There're a couple of old user manuals at volvocars.com which try to embed images for which a consistent HTTP 403 is returned.
E.g.
- car model: XC90 Twin Engine
- model year: 2016
This doesn't seem to be a part of the anti-scraping techniques, but more likely a misconfiguration.
In this case you'll have to disable the automatic anti-scraping detection (automatic retries on HTTP 403 responses) by supplying a custom set of HTTP error codes for the automatic retry feature.
pdfgen4vcman --http-errors "$(seq -s "," 400 499 | sed -r "s#(,40[1347]),#,#g"),$(seq -s "," 500 599)" "https://www.volvocars.com/uk/support/car/xc90-twin-engine/15w46/article"

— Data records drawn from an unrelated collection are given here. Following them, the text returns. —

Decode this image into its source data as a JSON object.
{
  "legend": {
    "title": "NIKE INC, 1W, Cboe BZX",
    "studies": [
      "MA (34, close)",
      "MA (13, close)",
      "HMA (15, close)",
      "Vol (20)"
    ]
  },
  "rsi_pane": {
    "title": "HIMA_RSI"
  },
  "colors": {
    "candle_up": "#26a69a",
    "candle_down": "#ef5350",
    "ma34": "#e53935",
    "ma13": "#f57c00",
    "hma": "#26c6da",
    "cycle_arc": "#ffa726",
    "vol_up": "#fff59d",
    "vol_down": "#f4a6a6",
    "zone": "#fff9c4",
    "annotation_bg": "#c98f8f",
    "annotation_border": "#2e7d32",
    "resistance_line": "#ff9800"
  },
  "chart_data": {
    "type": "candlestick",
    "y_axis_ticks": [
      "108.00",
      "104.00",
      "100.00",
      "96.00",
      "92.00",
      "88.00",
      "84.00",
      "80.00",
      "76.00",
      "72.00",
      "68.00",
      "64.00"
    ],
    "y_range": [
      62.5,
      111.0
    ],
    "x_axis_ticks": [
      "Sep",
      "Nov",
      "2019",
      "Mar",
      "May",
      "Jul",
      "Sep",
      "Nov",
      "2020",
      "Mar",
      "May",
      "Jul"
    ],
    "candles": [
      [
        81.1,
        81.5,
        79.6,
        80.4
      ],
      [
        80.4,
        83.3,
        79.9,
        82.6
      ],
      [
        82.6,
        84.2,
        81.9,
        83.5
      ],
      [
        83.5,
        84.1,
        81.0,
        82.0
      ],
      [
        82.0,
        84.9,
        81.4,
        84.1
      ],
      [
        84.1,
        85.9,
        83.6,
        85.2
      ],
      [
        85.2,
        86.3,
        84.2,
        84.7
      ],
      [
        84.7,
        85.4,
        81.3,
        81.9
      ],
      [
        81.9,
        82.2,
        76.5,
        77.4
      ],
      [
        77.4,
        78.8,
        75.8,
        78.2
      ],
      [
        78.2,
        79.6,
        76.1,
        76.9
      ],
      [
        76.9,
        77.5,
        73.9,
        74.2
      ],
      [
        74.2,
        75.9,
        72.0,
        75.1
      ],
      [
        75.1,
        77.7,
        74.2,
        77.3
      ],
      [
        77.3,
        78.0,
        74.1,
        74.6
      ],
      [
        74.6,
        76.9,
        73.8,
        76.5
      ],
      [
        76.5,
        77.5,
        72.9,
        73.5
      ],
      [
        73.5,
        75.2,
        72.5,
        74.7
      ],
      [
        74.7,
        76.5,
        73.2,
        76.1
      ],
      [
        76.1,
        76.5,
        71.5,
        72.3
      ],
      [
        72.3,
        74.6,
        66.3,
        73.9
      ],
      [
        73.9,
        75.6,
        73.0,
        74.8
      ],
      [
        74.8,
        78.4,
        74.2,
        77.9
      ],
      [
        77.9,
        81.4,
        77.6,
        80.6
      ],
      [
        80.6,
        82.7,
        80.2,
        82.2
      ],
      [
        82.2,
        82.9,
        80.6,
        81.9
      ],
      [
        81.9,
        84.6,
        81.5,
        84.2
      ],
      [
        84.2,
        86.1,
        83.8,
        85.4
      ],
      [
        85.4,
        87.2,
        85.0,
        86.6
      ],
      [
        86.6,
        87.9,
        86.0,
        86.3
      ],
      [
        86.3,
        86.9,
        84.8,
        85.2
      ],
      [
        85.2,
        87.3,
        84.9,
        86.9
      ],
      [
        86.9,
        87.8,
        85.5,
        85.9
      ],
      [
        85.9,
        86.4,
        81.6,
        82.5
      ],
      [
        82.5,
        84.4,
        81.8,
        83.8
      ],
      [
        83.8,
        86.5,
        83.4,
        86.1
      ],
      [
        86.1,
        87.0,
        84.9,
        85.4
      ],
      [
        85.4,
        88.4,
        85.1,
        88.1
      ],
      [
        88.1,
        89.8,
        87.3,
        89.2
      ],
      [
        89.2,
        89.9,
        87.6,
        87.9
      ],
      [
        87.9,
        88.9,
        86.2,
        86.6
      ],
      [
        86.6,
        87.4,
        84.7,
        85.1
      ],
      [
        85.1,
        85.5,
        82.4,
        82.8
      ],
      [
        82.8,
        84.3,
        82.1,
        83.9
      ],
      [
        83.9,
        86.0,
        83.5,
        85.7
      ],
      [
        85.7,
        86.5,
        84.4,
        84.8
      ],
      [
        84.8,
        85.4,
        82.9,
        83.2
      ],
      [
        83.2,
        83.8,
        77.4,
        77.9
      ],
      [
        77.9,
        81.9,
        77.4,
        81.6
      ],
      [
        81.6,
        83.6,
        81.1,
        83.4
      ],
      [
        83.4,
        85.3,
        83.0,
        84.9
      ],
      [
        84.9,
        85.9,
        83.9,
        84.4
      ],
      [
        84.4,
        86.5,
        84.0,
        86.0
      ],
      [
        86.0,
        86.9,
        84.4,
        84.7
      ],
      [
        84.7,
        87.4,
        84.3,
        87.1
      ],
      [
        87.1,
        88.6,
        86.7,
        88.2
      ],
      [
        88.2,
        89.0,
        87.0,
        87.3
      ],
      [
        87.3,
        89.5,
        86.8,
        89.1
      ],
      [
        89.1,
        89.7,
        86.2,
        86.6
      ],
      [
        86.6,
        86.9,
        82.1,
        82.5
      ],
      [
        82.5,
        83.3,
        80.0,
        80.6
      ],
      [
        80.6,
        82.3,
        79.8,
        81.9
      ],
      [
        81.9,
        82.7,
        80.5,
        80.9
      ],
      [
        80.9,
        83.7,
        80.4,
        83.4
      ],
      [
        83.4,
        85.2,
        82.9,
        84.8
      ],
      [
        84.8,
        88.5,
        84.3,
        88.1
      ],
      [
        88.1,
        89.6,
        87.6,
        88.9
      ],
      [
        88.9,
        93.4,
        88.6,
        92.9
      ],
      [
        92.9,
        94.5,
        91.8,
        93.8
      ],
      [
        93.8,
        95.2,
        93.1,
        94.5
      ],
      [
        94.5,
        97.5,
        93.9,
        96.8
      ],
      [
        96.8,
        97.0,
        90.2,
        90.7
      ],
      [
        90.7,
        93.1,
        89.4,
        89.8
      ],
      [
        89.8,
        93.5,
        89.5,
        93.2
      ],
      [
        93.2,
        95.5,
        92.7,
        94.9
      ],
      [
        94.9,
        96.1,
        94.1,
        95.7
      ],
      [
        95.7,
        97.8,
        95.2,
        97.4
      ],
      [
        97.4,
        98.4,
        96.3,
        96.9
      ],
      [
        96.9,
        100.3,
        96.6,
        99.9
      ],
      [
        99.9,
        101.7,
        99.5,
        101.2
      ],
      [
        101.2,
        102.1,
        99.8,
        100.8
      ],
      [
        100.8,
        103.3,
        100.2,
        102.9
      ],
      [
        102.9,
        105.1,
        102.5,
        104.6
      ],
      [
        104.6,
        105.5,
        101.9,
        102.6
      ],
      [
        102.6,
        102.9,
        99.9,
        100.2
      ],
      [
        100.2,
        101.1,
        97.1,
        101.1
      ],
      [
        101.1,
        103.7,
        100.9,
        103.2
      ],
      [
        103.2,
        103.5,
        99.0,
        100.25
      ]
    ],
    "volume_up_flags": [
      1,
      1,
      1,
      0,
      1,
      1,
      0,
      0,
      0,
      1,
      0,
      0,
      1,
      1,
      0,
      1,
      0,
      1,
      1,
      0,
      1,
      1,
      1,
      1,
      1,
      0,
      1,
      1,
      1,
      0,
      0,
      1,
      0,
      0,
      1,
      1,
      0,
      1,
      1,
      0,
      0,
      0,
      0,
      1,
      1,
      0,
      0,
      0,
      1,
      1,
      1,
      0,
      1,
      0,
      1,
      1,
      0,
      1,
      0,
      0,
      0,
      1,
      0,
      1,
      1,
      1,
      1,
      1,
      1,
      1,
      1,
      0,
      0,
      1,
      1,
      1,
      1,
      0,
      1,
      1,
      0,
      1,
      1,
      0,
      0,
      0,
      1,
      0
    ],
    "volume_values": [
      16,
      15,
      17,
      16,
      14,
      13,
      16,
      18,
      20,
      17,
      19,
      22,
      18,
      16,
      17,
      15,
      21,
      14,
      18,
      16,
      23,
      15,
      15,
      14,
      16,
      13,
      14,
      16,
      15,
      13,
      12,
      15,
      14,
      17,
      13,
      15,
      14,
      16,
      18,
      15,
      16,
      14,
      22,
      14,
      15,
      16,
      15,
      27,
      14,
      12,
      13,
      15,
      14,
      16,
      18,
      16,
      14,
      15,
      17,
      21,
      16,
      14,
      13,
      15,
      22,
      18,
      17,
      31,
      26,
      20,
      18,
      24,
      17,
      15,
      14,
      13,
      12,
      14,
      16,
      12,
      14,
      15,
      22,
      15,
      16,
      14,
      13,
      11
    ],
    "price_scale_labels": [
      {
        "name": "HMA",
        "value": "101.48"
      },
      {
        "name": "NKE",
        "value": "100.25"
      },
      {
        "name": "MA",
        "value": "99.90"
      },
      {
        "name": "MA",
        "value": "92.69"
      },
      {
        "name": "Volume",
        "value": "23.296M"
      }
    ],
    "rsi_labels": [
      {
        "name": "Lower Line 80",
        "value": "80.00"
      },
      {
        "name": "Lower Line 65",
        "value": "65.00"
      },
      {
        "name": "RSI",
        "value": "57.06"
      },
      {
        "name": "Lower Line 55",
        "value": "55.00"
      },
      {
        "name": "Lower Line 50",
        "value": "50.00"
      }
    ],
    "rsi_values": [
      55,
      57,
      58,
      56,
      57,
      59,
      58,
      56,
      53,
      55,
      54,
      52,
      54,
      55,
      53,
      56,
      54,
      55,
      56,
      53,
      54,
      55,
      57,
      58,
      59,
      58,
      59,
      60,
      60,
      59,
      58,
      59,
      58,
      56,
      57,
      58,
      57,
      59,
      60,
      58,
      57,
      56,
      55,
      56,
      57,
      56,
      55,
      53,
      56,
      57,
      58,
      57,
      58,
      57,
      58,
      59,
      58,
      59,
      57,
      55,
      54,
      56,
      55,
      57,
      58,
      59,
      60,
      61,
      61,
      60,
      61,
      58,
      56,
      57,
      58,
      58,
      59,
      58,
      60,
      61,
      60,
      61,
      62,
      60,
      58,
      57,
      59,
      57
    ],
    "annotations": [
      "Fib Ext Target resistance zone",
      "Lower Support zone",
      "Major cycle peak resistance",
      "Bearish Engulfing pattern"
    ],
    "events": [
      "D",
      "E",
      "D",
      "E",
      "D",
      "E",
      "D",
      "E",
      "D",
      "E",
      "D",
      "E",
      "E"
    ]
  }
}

This will ignore HTTP 403 errors from volvocars.com, but still consider a bunch of 4xx status codes and all 5xx status codes to be errors (in which case the page loading should be retried).
Removing (mostly) empty pages
For some reason a couple URLs in the user manuals result in an empty (or mostly empty) last page in the generated PDF. This is probably due to something invisible extending the "content" part (i.e. the DOM) of the page. In other cases there's a single horizontal line on the top of the last page, but I consider these to be "empty" as well.
pdfgen4vcman
contains support for automatic detection and removal of these pages by using Ghostscript's ink coverage output. You can disable or finetune this post-processing using commandline options.
The Ghostscript executable is searched for using the standard gs
name, but this can be customized via an option.